Here if to write seriously, to cover it, thoughtfully, his brow furrowing, you should start like this: "Talking about the visualization of social communication is absolutely impossible not to recall such types of building of such communications as those in Russia, called a splint, and in Japan – Ukiyo-e". But in fact, of course Ukiyo-e is not only pictures about some events and problems, but also just prints with actors, beautiful aunts and beautiful views, so I guess I'll just tell you about one of the examples of Japanese visual communication, when the poor Japanese were overtaken by another earthquake and they reacted with a whole series of Ukiyo-E.

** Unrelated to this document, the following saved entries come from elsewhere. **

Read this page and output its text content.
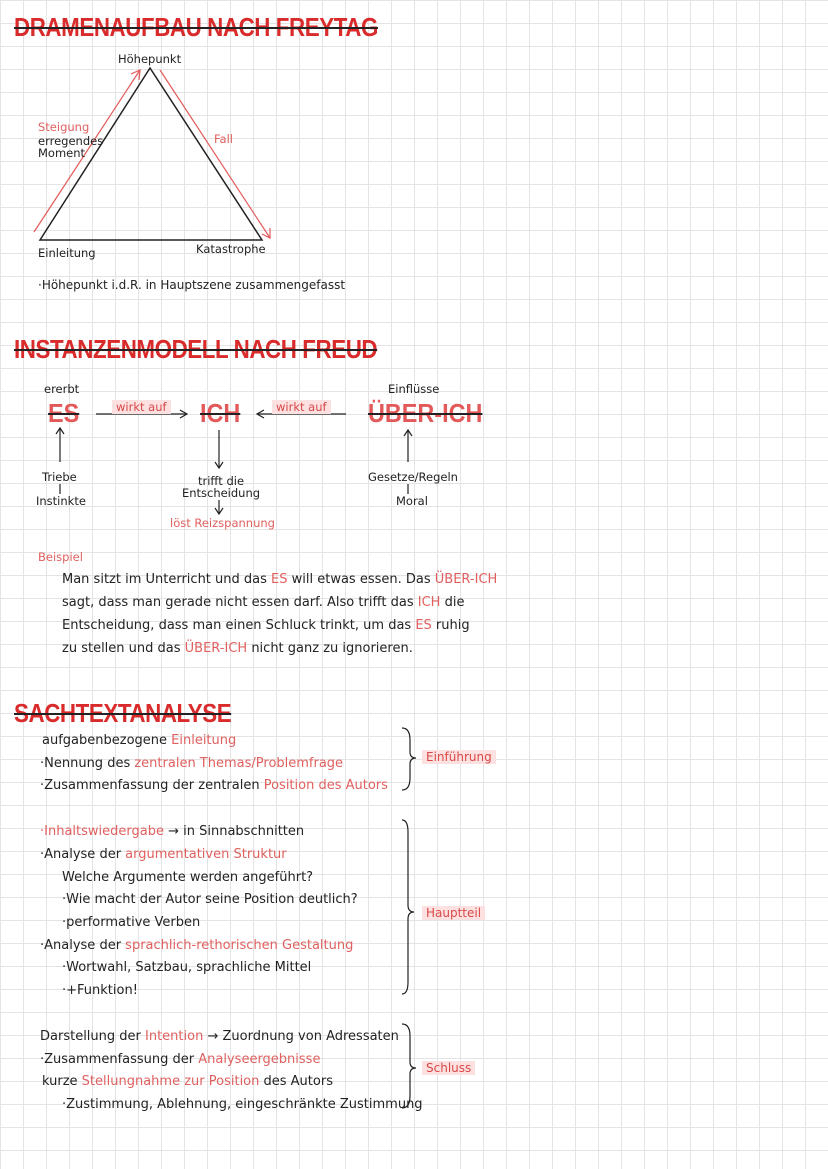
DRAMENAUFBAU NACH FREYTAG
Höhepunkt
Steigung
erregendes
Moment
Fall
Einleitung	Katastrophe
·Höhepunkt i.d.R. in Hauptszene zusammengefasst
INSTANZENMODELL NACH FREUD
ererbt
ES	wirkt auf ICH	wirkt auf
Einflüsse
ÜBER-ICH
Triebe
Instinkte
trifft die
Entscheidung
löst Reizspannung
Gesetze/Regeln
Moral
Beispiel
Man sitzt im Unterricht und das ES will etwas essen. Das ÜBER-ICH
sagt, dass man gerade nicht essen darf. Also trifft das ICH die
Entscheidung, dass man einen Schluck trinkt, um das ES ruhig
zu stellen und das ÜBER-ICH nicht ganz zu ignorieren.
SACHTEXTANALYSE
aufgabenbezogene Einleitung
·Nennung des zentralen Themas/Problemfrage
·Zusammenfassung der zentralen Position des Autors
Einführung
·Inhaltswiedergabe → in Sinnabschnitten
·Analyse der argumentativen Struktur
Welche Argumente werden angeführt?
·Wie macht der Autor seine Position deutlich?
·performative Verben
·Analyse der sprachlich-rethorischen Gestaltung
·Wortwahl, Satzbau, sprachliche Mittel
·+Funktion!
Hauptteil
Darstellung der Intention → Zuordnung von Adressaten
·Zusammenfassung der Analyseergebnisse
kurze Stellungnahme zur Position des Autors
·Zustimmung, Ablehnung, eingeschränkte Zustimmung
Schluss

Well. In November 1855 in Edo (and now this glorious city, as everyone knows, is called Tokyo) there was a strong earthquake, which killed 7,000 people. After the earthquake, it took several days and the city came a new plot a color of wood engraving, which became wildly popular among the residents of a dilapidated city and was popularly called the "namaz-e" (the literal translation, as here whisper to me my Japanese friends, "Pictures with teeth", but on the other hand, since Prayer is a giant catfish, so I doubt that this translation is indeed correct). These engravings depicted the mythical giant catfish (namazu), which, according to popular legend, and caused this terrible earthquake, because too actively began to roam in their underground caves.
Actually, we can say that it was a socially active Instagram of the nineteenth century. Artists and engravers came up with stories, drew, printed, and the people received every day a few dozen fresh pictures and frowned or smiled. And of course, in each of the following pictures reflected new discontent, gossip and jokes that roamed the crowd and fresh (I can not find other definitions) angry social comments. And Yes, of course, in addition, many traders of these same prints claimed that these leaves, if they are properly hung in the house, will certainly save your home from future earthquakes.

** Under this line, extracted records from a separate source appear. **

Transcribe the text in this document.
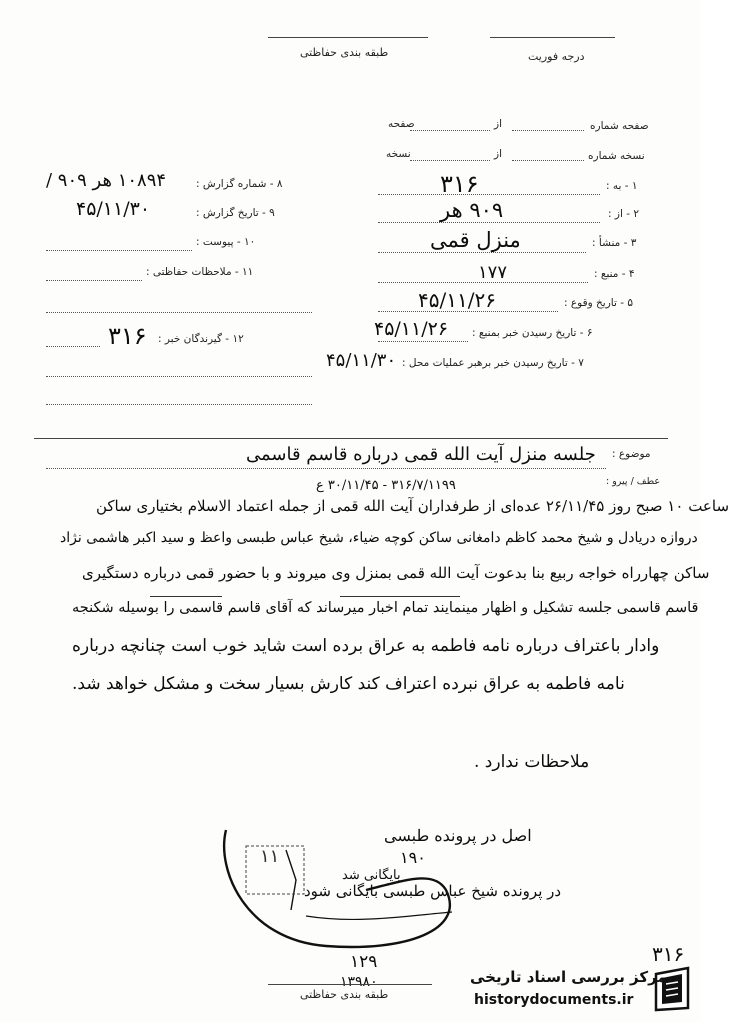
طبقه بندی حفاظتی	درجه فوریت
صفحه شماره
از
صفحه
نسخه شماره
از
نسخه
۱ - به :
۲ - از :
۳ - منشأ :
۴ - منبع :
۵ - تاریخ وقوع :
۶ - تاریخ رسیدن خبر بمنبع :
۷ - تاریخ رسیدن خبر برهبر عملیات محل :
۳۱۶
۹۰۹ هر
منزل قمی
۱۷۷
۴۵/۱۱/۲۶
۴۵/۱۱/۲۶
۴۵/۱۱/۳۰
۸ - شماره گزارش :
۹ - تاریخ گزارش :
۱۰ - پیوست :
۱۱ - ملاحظات حفاظتی :
۱۲ - گیرندگان خبر :
۱۰۸۹۴ هر ۹۰۹ /
۴۵/۱۱/۳۰
۳۱۶
موضوع :
جلسه منزل آیت الله قمی درباره قاسم قاسمی
عطف / پیرو :
۳۱۶/۷/۱۱۹۹ - ۳۰/۱۱/۴۵ ع
ساعت ۱۰ صبح روز ۲۶/۱۱/۴۵ عده‌ای از طرفداران آیت الله قمی از جمله اعتماد الاسلام بختیاری ساکن
دروازه دریادل و شیخ محمد کاظم دامغانی ساکن کوچه ضیاء، شیخ عباس طبسی واعظ و سید اکبر هاشمی نژاد
ساکن چهارراه خواجه ربیع بنا بدعوت آیت الله قمی بمنزل وی میروند و با حضور قمی درباره دستگیری
قاسم قاسمی جلسه تشکیل و اظهار مینمایند تمام اخبار میرساند که آقای قاسم قاسمی را بوسیله شکنجه
وادار باعتراف درباره نامه فاطمه به عراق برده است شاید خوب است چنانچه درباره
نامه فاطمه به عراق نبرده اعتراف کند کارش بسیار سخت و مشکل خواهد شد.
ملاحظات ندارد .
اصل در پرونده طبسی
۱۹۰
در پرونده شیخ عباس طبسی بایگانی شود
۱۱
بایگانی شد
۱۲۹
۱۳۹۸۰
طبقه بندی حفاظتی
۳۱۶
مرکز بررسی اسناد تاریخی
historydocuments.ir
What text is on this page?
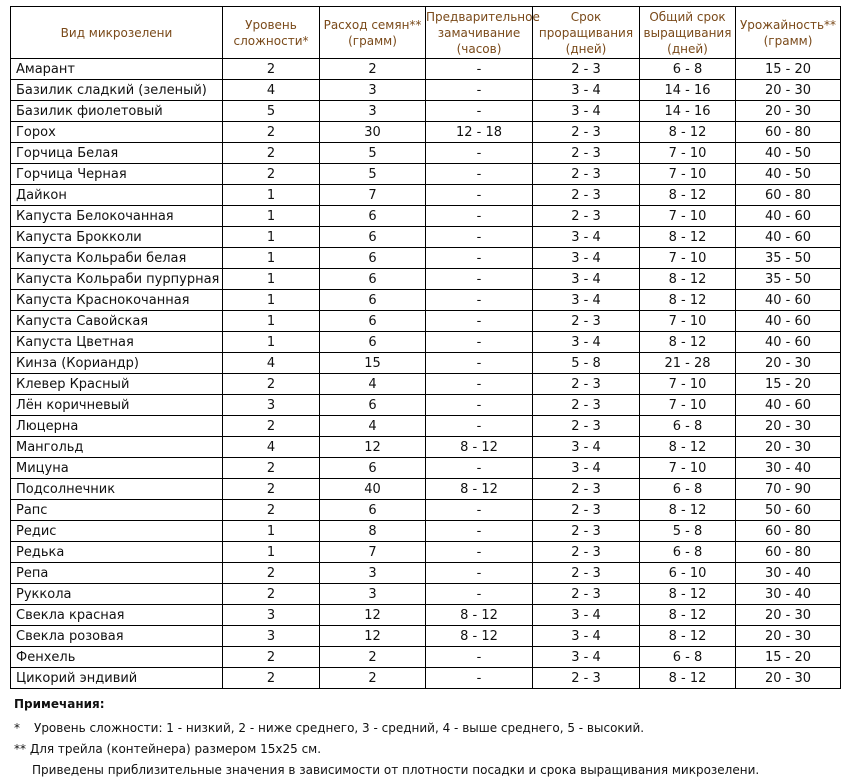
Вид микрозелени	Уровень сложности*	Расход семян** (грамм)	Предварительное замачивание (часов)	Срок проращивания (дней)	Общий срок выращивания (дней)	Урожайность** (грамм)
Амарант	2	2	-	2 - 3	6 - 8	15 - 20
Базилик сладкий (зеленый)	4	3	-	3 - 4	14 - 16	20 - 30
Базилик фиолетовый	5	3	-	3 - 4	14 - 16	20 - 30
Горох	2	30	12 - 18	2 - 3	8 - 12	60 - 80
Горчица Белая	2	5	-	2 - 3	7 - 10	40 - 50
Горчица Черная	2	5	-	2 - 3	7 - 10	40 - 50
Дайкон	1	7	-	2 - 3	8 - 12	60 - 80
Капуста Белокочанная	1	6	-	2 - 3	7 - 10	40 - 60
Капуста Брокколи	1	6	-	3 - 4	8 - 12	40 - 60
Капуста Кольраби белая	1	6	-	3 - 4	7 - 10	35 - 50
Капуста Кольраби пурпурная	1	6	-	3 - 4	8 - 12	35 - 50
Капуста Краснокочанная	1	6	-	3 - 4	8 - 12	40 - 60
Капуста Савойская	1	6	-	2 - 3	7 - 10	40 - 60
Капуста Цветная	1	6	-	3 - 4	8 - 12	40 - 60
Кинза (Кориандр)	4	15	-	5 - 8	21 - 28	20 - 30
Клевер Красный	2	4	-	2 - 3	7 - 10	15 - 20
Лён коричневый	3	6	-	2 - 3	7 - 10	40 - 60
Люцерна	2	4	-	2 - 3	6 - 8	20 - 30
Мангольд	4	12	8 - 12	3 - 4	8 - 12	20 - 30
Мицуна	2	6	-	3 - 4	7 - 10	30 - 40
Подсолнечник	2	40	8 - 12	2 - 3	6 - 8	70 - 90
Рапс	2	6	-	2 - 3	8 - 12	50 - 60
Редис	1	8	-	2 - 3	5 - 8	60 - 80
Редька	1	7	-	2 - 3	6 - 8	60 - 80
Репа	2	3	-	2 - 3	6 - 10	30 - 40
Руккола	2	3	-	2 - 3	8 - 12	30 - 40
Свекла красная	3	12	8 - 12	3 - 4	8 - 12	20 - 30
Свекла розовая	3	12	8 - 12	3 - 4	8 - 12	20 - 30
Фенхель	2	2	-	3 - 4	6 - 8	15 - 20
Цикорий эндивий	2	2	-	2 - 3	8 - 12	20 - 30
Примечания:
* Уровень сложности: 1 - низкий, 2 - ниже среднего, 3 - средний, 4 - выше среднего, 5 - высокий.
** Для трейла (контейнера) размером 15х25 см.
Приведены приблизительные значения в зависимости от плотности посадки и срока выращивания микрозелени.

And yet, if we superficially discuss all the nuances, the history of namaz-e is an incredible interest because they as a flash appeared and became incredibly – that is just wildly popular (over several weeks there have been almost 400 incredibly interesting in its story and drama of the prints, which sold out instantly) and just as suddenly disappeared two months later when the Tokugawa government, which maintained throughout a very strict system of censorship, just at some point, banned their release – you won't believe, but it is – even killed some artists and engravers. Literally. For these catfish. Well and prints good rulers ordered the burning, in order not to irritate they the poor loyalists. On this, now retained very little these prints – all so were scared, that suggested a and law-abiding all that was burned.
I'll show you some prints and tell you what's going on in each one – you read it – I think it's interesting. Read there is about how those who profited from the rebuilding of the city, and about the behavior of the gods and about other wonderful details.